他立刻走过去操着一口英文咒骂,语调在半路就变成了惨叫,惹得屋子里所有人都站了起来戒备。
只见歹徒转过身来时眼眶里插着一把剪刀,踉跄走了两步要倒下,又被后面的男人扯住了后脑勺的个性小辫子。

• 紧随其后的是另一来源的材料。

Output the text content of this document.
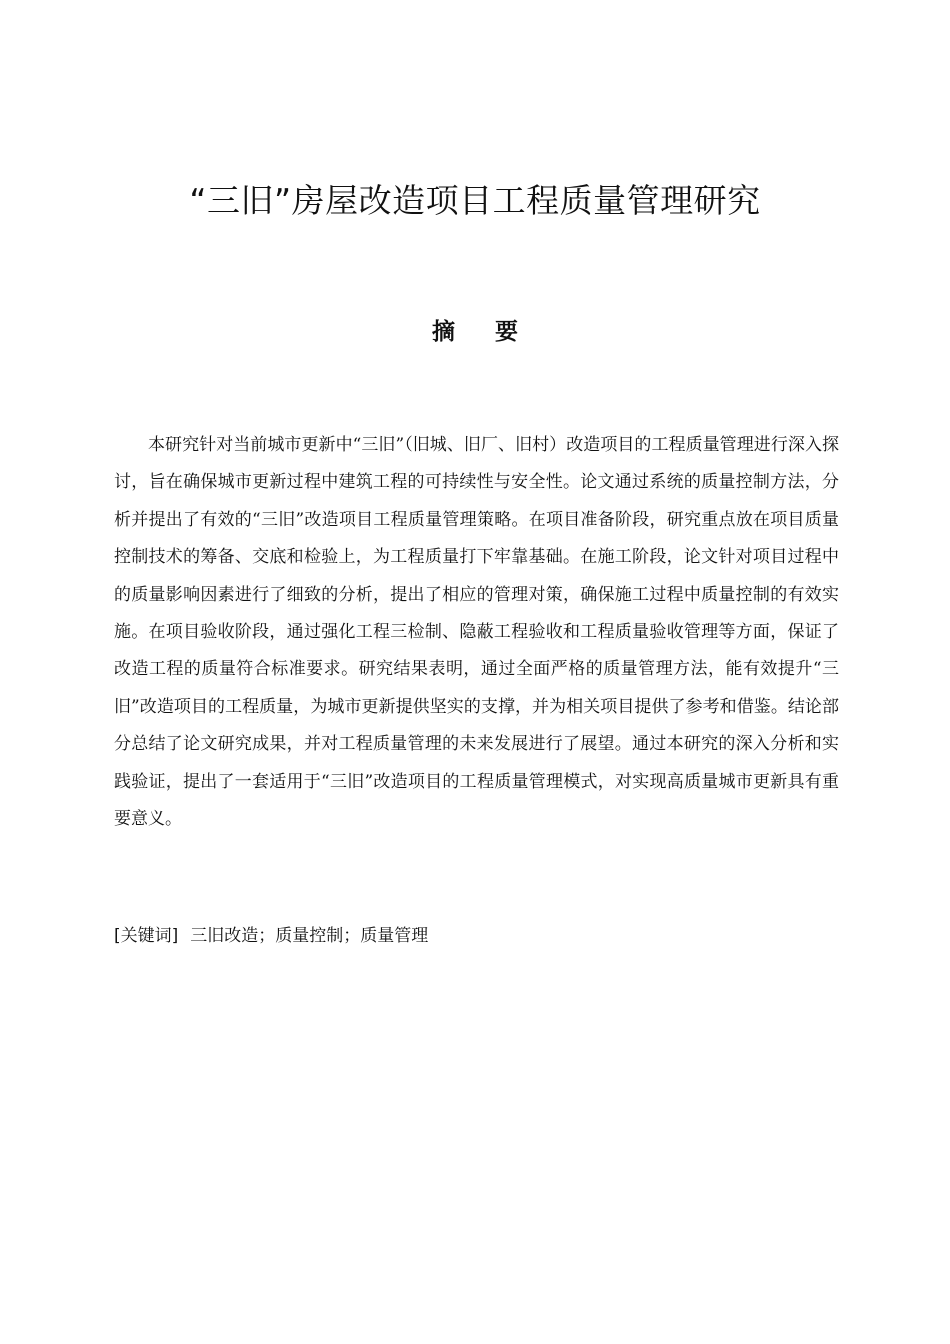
“三旧”房屋改造项目工程质量管理研究
摘要

本研究针对当前城市更新中“三旧”（旧城、旧厂、旧村）改造项目的工程质量管理进行深入探讨，旨在确保城市更新过程中建筑工程的可持续性与安全性。论文通过系统的质量控制方法，分析并提出了有效的“三旧”改造项目工程质量管理策略。在项目准备阶段，研究重点放在项目质量控制技术的筹备、交底和检验上，为工程质量打下牢靠基础。在施工阶段，论文针对项目过程中的质量影响因素进行了细致的分析，提出了相应的管理对策，确保施工过程中质量控制的有效实施。在项目验收阶段，通过强化工程三检制、隐蔽工程验收和工程质量验收管理等方面，保证了改造工程的质量符合标准要求。研究结果表明，通过全面严格的质量管理方法，能有效提升“三旧”改造项目的工程质量，为城市更新提供坚实的支撑，并为相关项目提供了参考和借鉴。结论部分总结了论文研究成果，并对工程质量管理的未来发展进行了展望。通过本研究的深入分析和实践验证，提出了一套适用于“三旧”改造项目的工程质量管理模式，对实现高质量城市更新具有重要意义。

[关键词] 三旧改造；质量控制；质量管理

诅咒将他的整个头皮撕扯了下来,随意丢弃,然后跨进屋里顺手关上了门。
等警察赶到家里,陆知知压根就不在家里了,她胸口的子弹早已被修复的组织推出,匆匆忙忙抱着中枪的狗借了邻居家的车赶往宠物医院。
还好子弹没有打中要害,狗狗活了下来。
陆知知坐在医院椅子上松了一口气,一颗悬着的心也落了下来。
回到家的白霁跟警察们处理好了事情,知道爱人没事,所以赶到医院时还带了一杯热茶和面包。
陆知知看见他来,立刻缩进他怀里,低声说自己的情绪:“这么多年过去,这还是第一次让我感到害怕。”
“没事了,那些人一个也活不了。”白霁一边温柔安抚她,眼神阴霾,“刚刚是不是痛死了。”
“还好。”陆知知对中枪不害怕,她怕的是狗出事,“威风扑过来救我被打到了,还好没事。”
白霁看向笼子里输液的斑点狗,“养它没错。”
警察找到罪犯的藏身之地打开门,五具尸体很不齐全的混在一起,将破烂的小房子弄的恶臭无比。
当然,这件事最后也没和白霁扯上关系。